Emir of Diriyah
- Reign: 1727–1765
- Predecessor: Saud I
- Successor: Abdulaziz I
- Born: 1687 Diriyah
- Died: 1765 (aged 77–78) Diriyah
- Spouse: Moudi bint Abi Wahtan Al Kathir
- Issue: Abdulaziz; Faisal; Saud; Abdullah;

Names
- Muhammad bin Saud bin Muhammad Al Muqrin Al Saud
- Dynasty: Mani'; Al Saud (founder);
- Father: Saud bin Muhammad Al Muqrin

= Muhammad bin Saud Al Muqrin =

Founder of the Emirate of Diriyah and the Al Saud dynasty (1687–1765)

Muhammad bin Saud Al Muqrin Al Saud (محمد بن سعود آل مقرن; 1687 – 1765), also known as Ibn Saud, was the emir of Diriyah and is considered the founder of the First Saudi State and the Saud dynasty, named after his father, Saud bin Muhammad Al Muqrin. His reign lasted between 1727 and 1765.

==Origins==
Ibn Saud's family (then known as the Al Muqrin) traced its descent to the Banu Hanifa tribes but, despite popular misconceptions, Muhammad bin Saud was neither a nomadic Bedouin nor a tribal leader. Rather, he was the ruler (emir) of the town of Diriyah near modern-day Riyadh. He had lands there and was involved in financing the commercial journeys of merchants. Furthermore, he was competent and ambitious.

==Early life==
Muhammad bin Saud was born in Diriyah in 1687. Among his siblings were Mishari, Thunayan and Farhan. The family resided in the citadel of Turaif in Diriyah.

==Reign==
Muhammad bin Saud became local emir of Diriyah in 1727. The initial power base was the town of Diriyah where he met Muhammad bin Abdul Wahhab, who asked for protection. They formed an alliance in 1744 or 1745. Muhammad bin Saud asked Muhammad bin Abdul Wahhab to accept the two conditions: (1) Muhammad bin Abdul Wahhab should settle and stay in Diriyah and (2) he would not oppose the collection of tax by the ruler, Muhammad bin Saud. Although he accepted the first condition, he did not accept the second one arguing that he would acquire more through the battles and persuaded him not to collect tax. Muhammad bin Saud endorsed his proposal and declared their alliance. Their cooperation was further formalized by the wedding of Muhammad bin Abdul Wahhab's daughter to Abdulaziz bin Muhammad, son and successor of Muhammad bin Saud. Thereafter, the descendants of Muhammad bin Saud and the descendants of Muhammad bin Abdul Wahhab, the Al ash-Sheikh, have remained closely linked. However, the alliance was not totally supported by his family, and one of his brothers, Thunayyan bin Saud, objected to such a cooperation.

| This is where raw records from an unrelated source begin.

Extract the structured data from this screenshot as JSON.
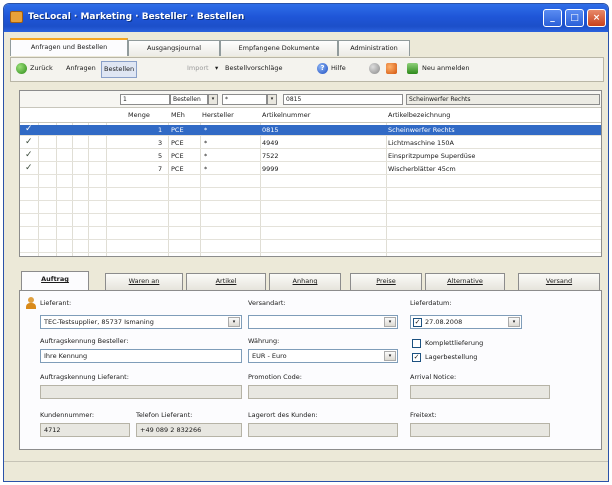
{
  "window": {
    "title": "TecLocal · Marketing · Besteller · Bestellen",
    "buttons": {
      "minimize": "_",
      "maximize": "□",
      "close": "×"
    }
  },
  "main_tabs": [
    {
      "label": "Anfragen und Bestellen",
      "active": true
    },
    {
      "label": "Ausgangsjournal",
      "active": false
    },
    {
      "label": "Empfangene Dokumente",
      "active": false
    },
    {
      "label": "Administration",
      "active": false
    }
  ],
  "toolbar": {
    "back": "Zurück",
    "inquire": "Anfragen",
    "order": "Bestellen",
    "import": "Import",
    "suggestions": "Bestellvorschläge",
    "help": "Hilfe",
    "new_login": "Neu anmelden"
  },
  "filter": {
    "menge": "1",
    "mode": "Bestellen",
    "hersteller": "*",
    "artikelnummer": "0815",
    "bezeichnung": "Scheinwerfer Rechts",
    "drop": "▾"
  },
  "grid": {
    "columns": [
      "Menge",
      "MEh",
      "Hersteller",
      "Artikelnummer",
      "Artikelbezeichnung"
    ],
    "rows": [
      {
        "check": "✓",
        "menge": "1",
        "meh": "PCE",
        "hersteller": "*",
        "artnr": "0815",
        "bez": "Scheinwerfer Rechts",
        "selected": true
      },
      {
        "check": "✓",
        "menge": "3",
        "meh": "PCE",
        "hersteller": "*",
        "artnr": "4949",
        "bez": "Lichtmaschine 150A",
        "selected": false
      },
      {
        "check": "✓",
        "menge": "5",
        "meh": "PCE",
        "hersteller": "*",
        "artnr": "7522",
        "bez": "Einspritzpumpe Superdüse",
        "selected": false
      },
      {
        "check": "✓",
        "menge": "7",
        "meh": "PCE",
        "hersteller": "*",
        "artnr": "9999",
        "bez": "Wischerblätter 45cm",
        "selected": false
      }
    ]
  },
  "detail_tabs": [
    "Auftrag",
    "Waren an",
    "Artikel",
    "Anhang",
    "Preise",
    "Alternative",
    "Versand"
  ],
  "detail": {
    "lieferant_label": "Lieferant:",
    "lieferant_value": "TEC-Testsupplier, 85737 Ismaning",
    "versandart_label": "Versandart:",
    "versandart_value": "",
    "lieferdatum_label": "Lieferdatum:",
    "lieferdatum_value": "27.08.2008",
    "lieferdatum_check": "✓",
    "auftragsbest_label": "Auftragskennung Besteller:",
    "auftragsbest_value": "Ihre Kennung",
    "waehrung_label": "Währung:",
    "waehrung_value": "EUR - Euro",
    "komplett_label": "Komplettlieferung",
    "komplett_check": "",
    "lager_label": "Lagerbestellung",
    "lager_check": "✓",
    "auftragslief_label": "Auftragskennung Lieferant:",
    "promotion_label": "Promotion Code:",
    "arrival_label": "Arrival Notice:",
    "kundennr_label": "Kundennummer:",
    "kundennr_value": "4712",
    "telefon_label": "Telefon Lieferant:",
    "telefon_value": "+49 089 2 832266",
    "lagerort_label": "Lagerort des Kunden:",
    "freitext_label": "Freitext:",
    "drop": "▾"
  }
}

Muhammad bin Abdul Wahhab provided Muhammad bin Saud with the military backing for the House of Saud and helped establish the dynasty among other forces in the Arabian Peninsula. In addition, following their alliance Muhammad bin Saud began to collect taxes from his subjects, and the first members of the Najdi-Wahhabi elites emerged. Therefore, the significant elements of the Saudi rule which have existed until now in Saudi Arabia were shaped: the royal family, Wahhabi clerics and tribal subjects. Following their cooperation, the emirs of Diriyah began to be called Imam. Abdul Wahhab remained as an adviser to Muhammad bin Saud until the end of the latter's reign.

Muhammad bin Saud initiated attacks against the ruler of Riyadh, Dahham bin Dawwas, in 1747. However, these attacks would last for 28 years, and not Muhammad but his son and successor Abdulaziz would manage to seize Riyadh in 1773. Muhammad sent one of his slaves, Salim bin Belal Al Harik, to Oman, who was accompanied with an armed group of seventy men, to make the tribes loyal to the Saudis. The tribes, namely Bani Yas, al Shamis and al Nuaimi, initially resisted, but then, obeyed the demand and became followers of Wahhabism together with the Qawasim tribe of Sharjah and Ras Al Khaimah. When Muhammad bin Saud himself would attack anywhere, he invited the people three times to adopt the religion of Islam. If his invitation was not accepted, his forces initiated the attack and killed them.

The way he set up his government has served as the model for rulers of the House of Saud to the present day. The government was based on Islamic principles and made use of shura. He ruled the emirate until his death in 1765. By the time of his death the majority of the Najdi people and all of those living in the southern Najd were Wahhabi adherents.

==Personal life and death==
Ibn Saud's wife was Moudi bint Abi Wahtan Al Kathir who was instrumental in his meeting with Muhammad bin Abdul Wahhab. He had five sons: Saud, Faisal, Abdulaziz, Abdullah and Ali. Of them, both Saud and Faisal died in his lifetime in a battle in 1747.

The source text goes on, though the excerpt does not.